The mass of a body is \[20.000\] g and its volume is \[10.00c{m^3}\] . If the measured values are expressed to the correct significant figures, the maximum error in the value of density is
A. \[0.001g.c{m^{ - 3}}\]
B. \[0.010g.c{m^{ - 3}}\]
C. \[0.100g.c{m^{ - 3}}\]
D. None of these

Answer 1

Hint: Here we have to know the formula of density. We all know that density is equal to mass upon volume. i.e. \[\dfrac{m}{v}\] here $m$ is equal to mass and $v$ is equal to volume. We also should know the formula of error calculation which we are going to use here to solve this question. There is nothing which is error free. So we should know the calculation.

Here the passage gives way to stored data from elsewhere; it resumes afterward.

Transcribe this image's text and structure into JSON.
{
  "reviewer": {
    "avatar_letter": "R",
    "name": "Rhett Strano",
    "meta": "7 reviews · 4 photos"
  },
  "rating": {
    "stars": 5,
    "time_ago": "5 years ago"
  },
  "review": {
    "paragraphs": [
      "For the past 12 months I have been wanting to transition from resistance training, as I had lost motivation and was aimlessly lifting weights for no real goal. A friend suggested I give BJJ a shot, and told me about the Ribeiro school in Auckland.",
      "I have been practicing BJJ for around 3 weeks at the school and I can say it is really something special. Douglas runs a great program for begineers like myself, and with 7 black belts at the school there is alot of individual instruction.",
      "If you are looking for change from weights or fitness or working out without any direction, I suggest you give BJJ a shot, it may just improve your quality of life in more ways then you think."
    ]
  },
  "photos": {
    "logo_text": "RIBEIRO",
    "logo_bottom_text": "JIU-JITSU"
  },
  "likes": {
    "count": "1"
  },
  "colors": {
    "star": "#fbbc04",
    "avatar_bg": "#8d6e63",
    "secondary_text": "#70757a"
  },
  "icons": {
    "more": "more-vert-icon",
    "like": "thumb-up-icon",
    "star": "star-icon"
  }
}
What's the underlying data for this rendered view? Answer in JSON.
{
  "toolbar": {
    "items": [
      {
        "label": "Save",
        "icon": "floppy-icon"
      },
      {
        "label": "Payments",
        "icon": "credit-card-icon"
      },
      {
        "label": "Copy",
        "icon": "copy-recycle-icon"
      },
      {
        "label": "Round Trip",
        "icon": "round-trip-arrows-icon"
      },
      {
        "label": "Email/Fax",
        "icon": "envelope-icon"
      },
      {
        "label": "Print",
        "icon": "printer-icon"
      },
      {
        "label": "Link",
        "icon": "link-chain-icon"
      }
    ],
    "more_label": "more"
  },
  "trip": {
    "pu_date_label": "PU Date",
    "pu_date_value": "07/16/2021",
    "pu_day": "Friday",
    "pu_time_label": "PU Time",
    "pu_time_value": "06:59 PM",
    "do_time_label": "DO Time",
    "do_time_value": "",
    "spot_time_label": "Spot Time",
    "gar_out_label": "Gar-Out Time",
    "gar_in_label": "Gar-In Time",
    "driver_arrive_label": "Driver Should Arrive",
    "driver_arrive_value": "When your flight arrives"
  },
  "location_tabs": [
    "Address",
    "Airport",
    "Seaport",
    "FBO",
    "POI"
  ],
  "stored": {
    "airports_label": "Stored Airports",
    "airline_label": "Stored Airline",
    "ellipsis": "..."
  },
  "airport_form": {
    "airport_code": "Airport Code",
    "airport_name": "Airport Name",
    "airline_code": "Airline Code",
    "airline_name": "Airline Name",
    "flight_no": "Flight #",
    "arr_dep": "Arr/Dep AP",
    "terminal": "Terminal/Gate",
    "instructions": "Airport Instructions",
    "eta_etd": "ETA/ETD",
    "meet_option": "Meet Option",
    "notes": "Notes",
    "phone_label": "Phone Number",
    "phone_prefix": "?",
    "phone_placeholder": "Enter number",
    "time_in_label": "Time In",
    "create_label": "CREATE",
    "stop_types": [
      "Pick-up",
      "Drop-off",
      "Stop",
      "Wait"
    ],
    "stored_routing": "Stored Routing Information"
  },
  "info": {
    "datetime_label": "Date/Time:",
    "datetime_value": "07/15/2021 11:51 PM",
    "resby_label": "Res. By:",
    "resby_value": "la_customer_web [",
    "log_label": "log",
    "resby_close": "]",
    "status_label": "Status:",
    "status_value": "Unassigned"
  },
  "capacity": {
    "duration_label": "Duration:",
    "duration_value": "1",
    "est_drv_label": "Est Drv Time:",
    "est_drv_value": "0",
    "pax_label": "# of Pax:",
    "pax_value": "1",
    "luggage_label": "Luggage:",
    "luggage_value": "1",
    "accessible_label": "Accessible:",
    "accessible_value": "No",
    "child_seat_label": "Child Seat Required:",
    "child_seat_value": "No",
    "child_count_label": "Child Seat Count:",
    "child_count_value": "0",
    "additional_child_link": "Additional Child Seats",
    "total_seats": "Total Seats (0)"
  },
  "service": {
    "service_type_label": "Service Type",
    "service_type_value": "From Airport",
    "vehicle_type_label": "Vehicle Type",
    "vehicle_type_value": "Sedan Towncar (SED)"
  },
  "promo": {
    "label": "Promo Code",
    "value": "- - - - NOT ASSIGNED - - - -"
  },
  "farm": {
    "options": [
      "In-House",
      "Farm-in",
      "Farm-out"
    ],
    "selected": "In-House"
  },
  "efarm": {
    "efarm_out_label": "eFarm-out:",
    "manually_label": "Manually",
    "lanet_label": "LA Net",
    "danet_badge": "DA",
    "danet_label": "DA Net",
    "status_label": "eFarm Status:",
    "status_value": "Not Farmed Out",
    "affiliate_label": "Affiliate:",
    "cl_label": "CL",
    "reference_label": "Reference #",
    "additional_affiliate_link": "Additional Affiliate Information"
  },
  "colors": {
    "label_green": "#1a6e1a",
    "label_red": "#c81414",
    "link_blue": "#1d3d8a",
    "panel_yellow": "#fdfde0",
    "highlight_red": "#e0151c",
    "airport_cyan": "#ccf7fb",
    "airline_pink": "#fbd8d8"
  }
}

Complete step by step answer:
Here the formula of density is \[\dfrac{m}{v}\]. Here $m$ is the mass which is given in this question is \[20.000\] g and in this question volume is also given which is equal to \[10.00c{m^3}\]. Now, the density would be \[20.000/10.00 = 2gm/c{m^3}\].
Now according to the formula the error in density is
\[\Delta \rho /\rho = (\Delta m/m) + (\Delta v/v)\] ,
\[ \Rightarrow\Delta \rho /\rho= (0.001/20.000) + (0.01/10) \\
\Rightarrow\Delta \rho /\rho = 1.05 \times {10^{ - 3}}\]
Here, \[\Delta \rho \] is equal to the change in density. Now,
\[\Delta \rho \]\[ = \]\[1.05 \times {10^{ - 3}}\]\[ \times \]\[2\]
\[\Delta \rho = 2.1 \times {10^{ - 3}}
\therefore\Delta \rho = 0.002g/c{m^3}\]

So the right option is D.

Note:We can get confused by the formula of the error calculation. Because this is a tricky one. One should know that nothing is errorless. And also we should calculate the error in the same unit either in the S.I unit or in the C.G.S unit. Many students forget to convert all the units in the same form. Which can cause mark deduction. Here all the units in the question are given in the same category so we need not change it.